For the past seven years, @TheHighCalling [thehighcalling.org] has supported the @Jubilee Conference [jubileeconference.com], an annual gathering of thousands of college students learning how to worship God with their whole lives.
Whether a person is interested in engineering and science or art and music, law and politics or medicine and mission, justice and families or college life and the years to come, Jubilee has someone speaking about what it means to be involved in those places faithfully.
This video is one of our 2015 entries in a contest to inspire students to share what God is doing in their work and what he will do.
"I didn’t choose the people on my team because any of them were particularly talented. In fact, I didn’t choose them at all. They volunteered to work with me to create a story about mercy in our school-wide performing arts competition. After eight years of continual losses, my team thought they were a bunch of losers. As producer, I had to show them that they weren’t.

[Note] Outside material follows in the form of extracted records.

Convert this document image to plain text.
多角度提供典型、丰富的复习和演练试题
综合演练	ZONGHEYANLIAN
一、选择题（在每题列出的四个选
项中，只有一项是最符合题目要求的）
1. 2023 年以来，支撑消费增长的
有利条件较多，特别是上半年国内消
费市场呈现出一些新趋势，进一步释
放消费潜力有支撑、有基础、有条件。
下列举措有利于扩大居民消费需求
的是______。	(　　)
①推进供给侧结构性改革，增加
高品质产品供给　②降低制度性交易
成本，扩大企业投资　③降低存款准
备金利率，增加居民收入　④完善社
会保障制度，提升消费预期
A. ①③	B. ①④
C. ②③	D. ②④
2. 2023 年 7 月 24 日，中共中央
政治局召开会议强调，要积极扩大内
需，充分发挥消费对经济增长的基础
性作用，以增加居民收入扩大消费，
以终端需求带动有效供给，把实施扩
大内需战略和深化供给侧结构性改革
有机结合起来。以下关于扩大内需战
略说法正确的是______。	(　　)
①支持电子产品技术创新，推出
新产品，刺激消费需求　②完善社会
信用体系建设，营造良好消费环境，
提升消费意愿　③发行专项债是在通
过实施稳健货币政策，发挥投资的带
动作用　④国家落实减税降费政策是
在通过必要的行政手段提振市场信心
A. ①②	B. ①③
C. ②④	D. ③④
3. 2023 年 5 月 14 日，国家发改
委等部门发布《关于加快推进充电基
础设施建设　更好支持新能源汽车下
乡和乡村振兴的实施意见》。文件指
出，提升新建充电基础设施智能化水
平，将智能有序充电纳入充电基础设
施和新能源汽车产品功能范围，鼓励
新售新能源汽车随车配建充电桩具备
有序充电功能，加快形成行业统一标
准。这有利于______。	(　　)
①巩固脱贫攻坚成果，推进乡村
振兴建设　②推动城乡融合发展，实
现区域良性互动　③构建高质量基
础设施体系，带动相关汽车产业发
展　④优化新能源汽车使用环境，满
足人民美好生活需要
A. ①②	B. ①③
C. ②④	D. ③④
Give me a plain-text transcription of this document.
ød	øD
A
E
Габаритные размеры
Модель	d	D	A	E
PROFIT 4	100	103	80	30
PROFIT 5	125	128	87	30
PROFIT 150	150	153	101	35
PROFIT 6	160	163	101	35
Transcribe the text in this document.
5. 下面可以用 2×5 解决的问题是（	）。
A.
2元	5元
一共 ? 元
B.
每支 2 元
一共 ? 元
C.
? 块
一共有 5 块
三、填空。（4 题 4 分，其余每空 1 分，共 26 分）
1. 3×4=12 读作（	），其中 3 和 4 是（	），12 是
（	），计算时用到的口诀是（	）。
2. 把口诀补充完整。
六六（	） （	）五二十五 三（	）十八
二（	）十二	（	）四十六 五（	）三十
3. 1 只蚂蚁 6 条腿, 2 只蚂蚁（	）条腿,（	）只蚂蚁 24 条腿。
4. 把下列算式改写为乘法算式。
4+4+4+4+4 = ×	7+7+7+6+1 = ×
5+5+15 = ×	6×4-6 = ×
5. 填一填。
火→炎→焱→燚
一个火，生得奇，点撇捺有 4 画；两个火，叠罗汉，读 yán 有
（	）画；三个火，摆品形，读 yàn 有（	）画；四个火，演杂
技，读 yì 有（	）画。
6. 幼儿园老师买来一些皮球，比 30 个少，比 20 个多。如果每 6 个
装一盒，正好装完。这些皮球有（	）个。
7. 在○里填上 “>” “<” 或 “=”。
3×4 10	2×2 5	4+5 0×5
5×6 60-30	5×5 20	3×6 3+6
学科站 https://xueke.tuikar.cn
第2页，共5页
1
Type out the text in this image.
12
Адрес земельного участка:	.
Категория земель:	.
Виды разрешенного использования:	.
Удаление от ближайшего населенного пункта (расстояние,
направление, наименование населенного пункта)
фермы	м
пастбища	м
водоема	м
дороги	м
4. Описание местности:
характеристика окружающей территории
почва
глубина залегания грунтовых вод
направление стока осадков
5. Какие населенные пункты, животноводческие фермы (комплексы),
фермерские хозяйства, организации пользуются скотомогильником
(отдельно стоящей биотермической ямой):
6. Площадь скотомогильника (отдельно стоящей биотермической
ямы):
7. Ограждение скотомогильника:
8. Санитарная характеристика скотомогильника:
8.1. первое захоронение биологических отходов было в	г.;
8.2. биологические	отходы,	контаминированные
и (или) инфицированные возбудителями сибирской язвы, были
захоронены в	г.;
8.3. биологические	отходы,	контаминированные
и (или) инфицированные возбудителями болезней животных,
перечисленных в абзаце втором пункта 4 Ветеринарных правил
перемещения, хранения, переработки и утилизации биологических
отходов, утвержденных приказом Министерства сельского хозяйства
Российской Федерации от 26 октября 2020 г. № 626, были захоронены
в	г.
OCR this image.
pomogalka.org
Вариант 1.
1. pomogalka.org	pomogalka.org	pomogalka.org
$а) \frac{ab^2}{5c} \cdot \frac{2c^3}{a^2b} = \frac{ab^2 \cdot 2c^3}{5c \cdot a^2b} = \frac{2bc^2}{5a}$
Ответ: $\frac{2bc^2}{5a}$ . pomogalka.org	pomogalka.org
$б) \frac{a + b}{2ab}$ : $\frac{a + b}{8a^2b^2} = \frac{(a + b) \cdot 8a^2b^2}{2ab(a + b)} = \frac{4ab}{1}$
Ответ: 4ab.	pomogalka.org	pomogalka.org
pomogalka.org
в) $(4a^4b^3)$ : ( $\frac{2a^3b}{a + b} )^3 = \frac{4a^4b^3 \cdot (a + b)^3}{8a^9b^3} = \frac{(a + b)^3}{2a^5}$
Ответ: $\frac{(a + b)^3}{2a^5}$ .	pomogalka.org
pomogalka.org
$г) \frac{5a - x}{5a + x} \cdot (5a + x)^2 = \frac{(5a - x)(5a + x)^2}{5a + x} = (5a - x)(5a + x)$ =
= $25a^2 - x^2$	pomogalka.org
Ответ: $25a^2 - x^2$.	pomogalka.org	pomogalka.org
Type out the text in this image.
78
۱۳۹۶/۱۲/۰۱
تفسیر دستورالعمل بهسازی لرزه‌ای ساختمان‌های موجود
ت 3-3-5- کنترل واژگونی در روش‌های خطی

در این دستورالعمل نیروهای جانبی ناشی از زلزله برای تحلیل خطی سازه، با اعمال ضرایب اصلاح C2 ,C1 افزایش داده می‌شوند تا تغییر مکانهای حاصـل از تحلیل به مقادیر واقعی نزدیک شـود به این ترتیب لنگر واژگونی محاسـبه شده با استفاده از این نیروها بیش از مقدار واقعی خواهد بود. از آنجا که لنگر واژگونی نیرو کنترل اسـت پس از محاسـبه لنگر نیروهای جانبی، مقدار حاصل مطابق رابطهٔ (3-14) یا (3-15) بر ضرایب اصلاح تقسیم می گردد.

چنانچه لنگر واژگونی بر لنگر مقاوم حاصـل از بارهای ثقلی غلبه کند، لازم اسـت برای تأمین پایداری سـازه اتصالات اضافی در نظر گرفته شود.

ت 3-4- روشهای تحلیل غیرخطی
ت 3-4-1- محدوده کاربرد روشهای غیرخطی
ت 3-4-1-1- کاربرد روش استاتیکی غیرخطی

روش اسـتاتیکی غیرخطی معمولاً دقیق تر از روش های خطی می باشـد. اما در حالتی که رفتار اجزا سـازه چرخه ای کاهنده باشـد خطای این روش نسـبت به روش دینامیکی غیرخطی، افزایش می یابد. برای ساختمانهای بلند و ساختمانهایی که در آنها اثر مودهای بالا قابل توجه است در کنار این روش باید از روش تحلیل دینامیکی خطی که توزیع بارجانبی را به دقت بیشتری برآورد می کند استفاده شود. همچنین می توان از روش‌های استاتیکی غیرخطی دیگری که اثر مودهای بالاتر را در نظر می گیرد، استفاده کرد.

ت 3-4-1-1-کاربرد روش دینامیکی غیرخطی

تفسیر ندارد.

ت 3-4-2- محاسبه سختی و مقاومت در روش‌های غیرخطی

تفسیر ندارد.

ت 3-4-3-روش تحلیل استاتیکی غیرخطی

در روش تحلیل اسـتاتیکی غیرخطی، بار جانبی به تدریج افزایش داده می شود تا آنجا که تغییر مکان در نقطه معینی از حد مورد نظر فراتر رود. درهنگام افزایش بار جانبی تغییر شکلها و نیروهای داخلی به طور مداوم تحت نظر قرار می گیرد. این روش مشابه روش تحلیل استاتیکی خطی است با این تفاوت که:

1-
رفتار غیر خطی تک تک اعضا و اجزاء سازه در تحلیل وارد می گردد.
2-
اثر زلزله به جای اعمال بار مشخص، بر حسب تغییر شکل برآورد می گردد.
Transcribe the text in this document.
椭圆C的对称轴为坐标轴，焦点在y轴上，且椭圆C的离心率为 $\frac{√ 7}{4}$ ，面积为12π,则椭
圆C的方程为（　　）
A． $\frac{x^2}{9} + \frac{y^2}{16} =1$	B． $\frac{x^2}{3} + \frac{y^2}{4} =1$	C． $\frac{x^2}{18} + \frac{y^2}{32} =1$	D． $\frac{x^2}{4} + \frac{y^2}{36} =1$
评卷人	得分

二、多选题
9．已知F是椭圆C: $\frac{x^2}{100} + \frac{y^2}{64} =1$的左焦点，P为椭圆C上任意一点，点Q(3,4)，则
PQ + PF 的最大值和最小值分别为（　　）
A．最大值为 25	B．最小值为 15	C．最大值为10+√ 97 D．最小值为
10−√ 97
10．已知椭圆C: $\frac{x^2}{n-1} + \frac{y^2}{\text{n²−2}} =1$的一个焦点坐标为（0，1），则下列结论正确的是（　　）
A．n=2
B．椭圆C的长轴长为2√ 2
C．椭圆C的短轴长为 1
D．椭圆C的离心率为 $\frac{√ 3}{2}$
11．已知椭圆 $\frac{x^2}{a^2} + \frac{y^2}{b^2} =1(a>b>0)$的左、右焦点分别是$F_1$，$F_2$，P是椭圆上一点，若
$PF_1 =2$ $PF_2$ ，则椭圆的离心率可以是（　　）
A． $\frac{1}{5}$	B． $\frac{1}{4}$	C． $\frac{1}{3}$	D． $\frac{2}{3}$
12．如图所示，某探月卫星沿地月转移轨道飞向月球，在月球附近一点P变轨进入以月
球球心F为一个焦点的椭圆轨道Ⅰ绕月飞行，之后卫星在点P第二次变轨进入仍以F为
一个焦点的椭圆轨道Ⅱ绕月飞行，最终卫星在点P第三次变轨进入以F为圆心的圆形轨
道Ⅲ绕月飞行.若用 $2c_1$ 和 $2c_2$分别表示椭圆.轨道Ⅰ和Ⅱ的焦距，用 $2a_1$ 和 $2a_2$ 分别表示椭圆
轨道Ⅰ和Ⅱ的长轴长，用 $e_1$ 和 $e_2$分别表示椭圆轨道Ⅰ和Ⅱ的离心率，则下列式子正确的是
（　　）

That Saturday, we talked about what we created: the dozen beautiful intricate cutouts, the elaborate theme song, the lighting and choreography, the story arc, and the characters’ motives. We reviewed each decision as a collective before moving forward. We snacked on clementines, bagels, and coffee from 10 in the morning until 8 in the evening. We worked until it stopped being work and started being communion. That Saturday, we didn’t talk about winning or losing. It was the look on their faces at our final production—the pride and satisfaction—that convinced me of my career choice. I’m going to be a movie producer. Having stood behind a camera since 7th grade, I now see each project as an opportunity to work with God’s people to bring a story to fruition. When my team was focused on the work, using our individual, particular, God-given gifts in harmony with one another, we created something beautiful and honest. We were working the way God designed us to work.
That night, with the judges and our classmates looking on, we forgot about being losers. Our audience forgot it too. They saw our work for what it was: a good story, well-told. We celebrated breaking the eight-year losing streak with our first ever win. But what I remember most from that night is committing my life to telling stories that reflect God’s work; telling good stories well.